A Powerful Cultural Connection Through One Simple Dish
Have you ever cooked a dish so good that it transported you to another place and time? For me, that dish is Sopa de Conchas. Every time I make it, I’m whisked away to my mom’s kitchen, where she would cook up a huge batch every week. Even now, decades later, her cooking still brings comfort and happiness to my family. What is it about food that can create such powerful connections across generations and cultures? I believe it has something to do with the way we use food to celebrate our shared traditions and heritage. Because of that cultural connection, I make a point to appreciate this dish every single time I make it for my kiddos.
When A Dish Slaps You Back To Your Childhood
If you’ve seen the movie Ratatouille, you surely remember the scene where Anton Ego loses his mind over Remy’s dish. I have the same experience each time I cook and eat my mom’s soup of conchitas (shells). It is THE dish I’ve carried with me throughout my life that equates to home and comfort.
Growing up in a lower- to middle-class family, we didn’t have much money to spend on food. Both of my parents worked as janitors for the school district, and they had a total of seven mouths to feed. Most nightly meals were Mexican picadillo, refried beans, rice, or a bowl of conchitas. It is the most simple dish, yet it comes with so much love and nourishment.
When I had a bad day at school, a bowl of conchas awaited me at home. And when my high school boyfriend asked to come over on a Saturday afternoon, it was to eat a bowl of conchas—not necessarily to see me. It is the dish that encapsulates the essence of my mom and to this day, connects me to her with every spoonful.
Cultural Connection Brings Us Together
Food connects us. Across the globe, hands down, food is the language we all speak. If we sat down at a table with someone who spoke a different language, one thing is for sure: we’d both understand, “Mmm.”
One of the most beautiful things about connecting with culture through food is opening your mind and taste buds to a whole new world. I remember tasting Asian food for the first time as a child, and it quickly became a favorite. And let’s not forget about that boyfriend who fell in love with my mom’s soup. (I married that guy, by the way.) Although the marriage didn’t stand the test of time, the soup has, and my new guy loves it just the same.
Cultural Connection Through Food:
- Work food into your travel: Or rather, plan a weekend getaway around eating to expand your experiences in regional cuisines you’ve never had.

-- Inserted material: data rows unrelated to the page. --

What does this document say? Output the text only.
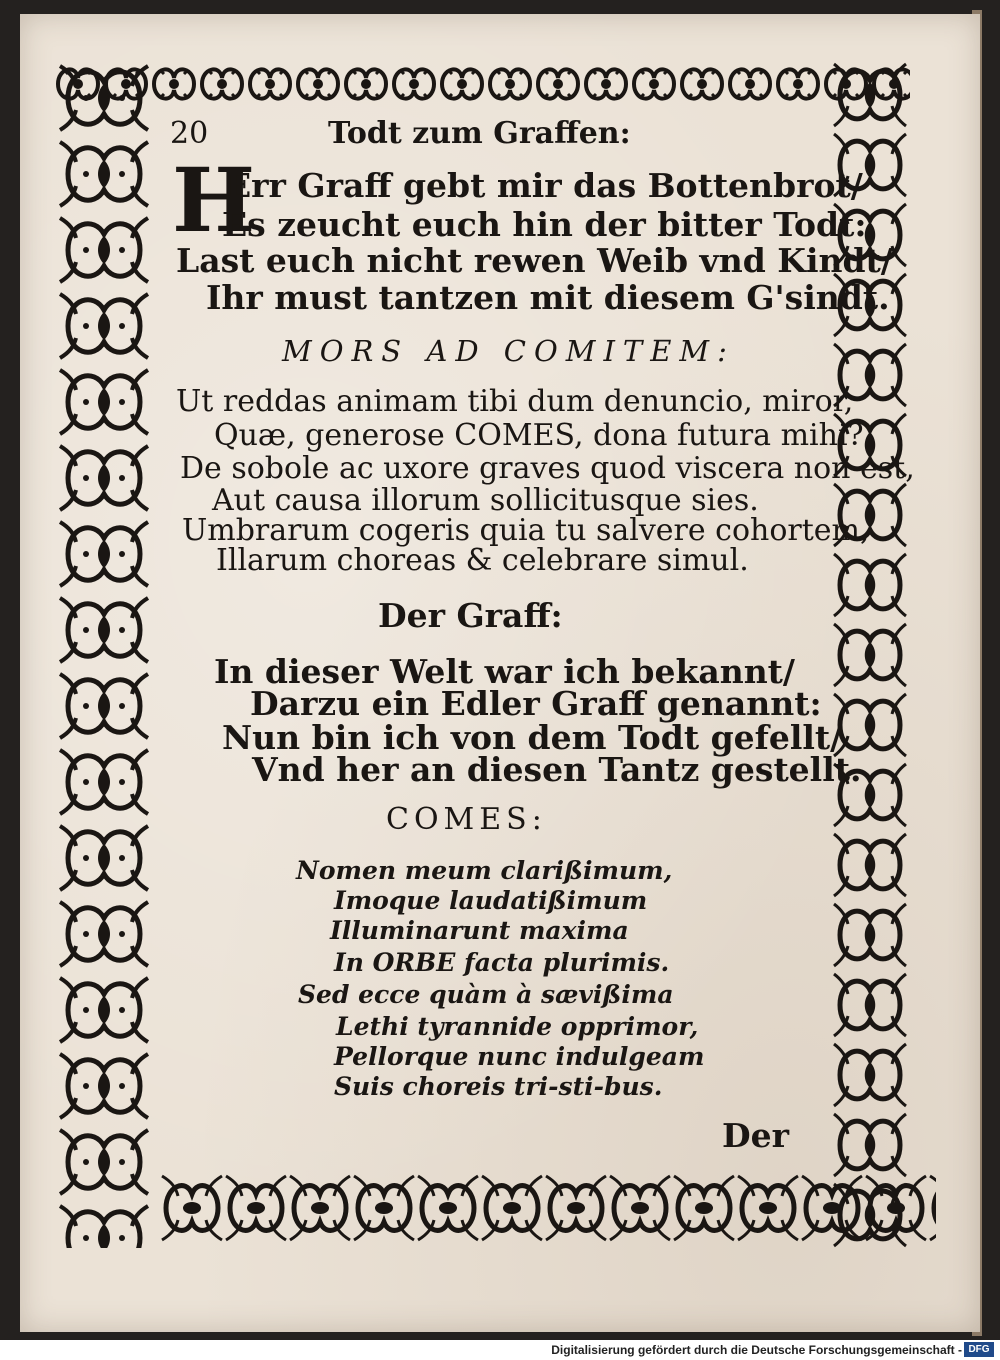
20	Todt zum Graffen:
H
Err Graff gebt mir das Bottenbrot/
Es zeucht euch hin der bitter Todt:
Last euch nicht rewen Weib vnd Kindt/
Ihr must tantzen mit diesem G'sindt.
MORS AD COMITEM:
Ut reddas animam tibi dum denuncio, miror,
Quæ, generose COMES, dona futura mihi?
De sobole ac uxore graves quod viscera non est,
Aut causa illorum sollicitusque sies.
Umbrarum cogeris quia tu salvere cohortem,
Illarum choreas & celebrare simul.
Der Graff:
In dieser Welt war ich bekannt/
Darzu ein Edler Graff genannt:
Nun bin ich von dem Todt gefellt/
Vnd her an diesen Tantz gestellt.
COMES:
Nomen meum clarißimum,
Imoque laudatißimum
Illuminarunt maxima
In ORBE facta plurimis.
Sed ecce quàm à sævißima
Lethi tyrannide opprimor,
Pellorque nunc indulgeam
Suis choreis tri-sti-bus.
Der
Digitalisierung gefördert durch die Deutsche Forschungsgemeinschaft - DFG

- Learn about a new culture through a friend: Host a dinner party with friends and ask them to bring a dish from their cultural background. It not only creates a deeper connection with them, but also increases cultural awareness.
- Take a field trip to a local international food store: Some of the most fun grocery shopping excursions have been to the international store. Walking in without a plan or list, wandering down each aisle, and exploring all the interesting ingredients is my kind of a good time.
- Explore your city: If you’ve been wanting to try that new Mediterranean or Somalian place, what are you waiting for? Check out those places and new local food trucks. Make it a point to try a new restaurant every month. You never know what new delights you will uncover.
While you’re penciling in all of those plans, I am tickled pink to share my mom’s recipe of Sopa de Conchas with you. Granted, it’s become MY version over the years, but she’s still in every bite. I hope you enjoy this dish and all the cultural connections it brings. From my culture to yours.
Sopa de Conchitas
5 roma tomatoes
1 sweet onion, divided
2 to 3 garlic cloves
2 tablespoons olive oil
12-ounce package macaroni shells
8 to 10 cups chicken or vegetable broth
Kosher salt and black pepper to taste
½ red bell pepper, deseeded and sliced into strips
1 teaspoon ground cumin
1 teaspoon garlic powder
2 avocados, peeled and sliced
1 fresh bunch cilantro, roughly chopped
½ yellow onion, finely chopped
Heat oven to broiler setting. Line a baking sheet with aluminum foil. Place tomatoes and half the onion, roughly chopped, onto the baking sheet. Roast for 15 minutes, or until tomatoes soften and slightly blacken.
Add tomatoes, onions, and garlic cloves to a high-speed blender; blend until smooth. Set aside.
Heat a large Dutch oven over medium-high heat. Add olive oil and shells. Brown shells, occasionally stirring with a wooden spoon. Add remaining finely chopped onion to the pot and brown the shells a bit more. Once the shells are golden brown, carefully pour in blended tomato-onion mixture. Then add your choice of broth.
Add cumin, garlic powder, bell pepper, salt and pepper. Slightly cover pot with a lid and bring soup to a gentle bowl. Once the shells are al dente, adjust seasoning, if needed. Serve in bowls topped with cilantro, fresh onion and avocado.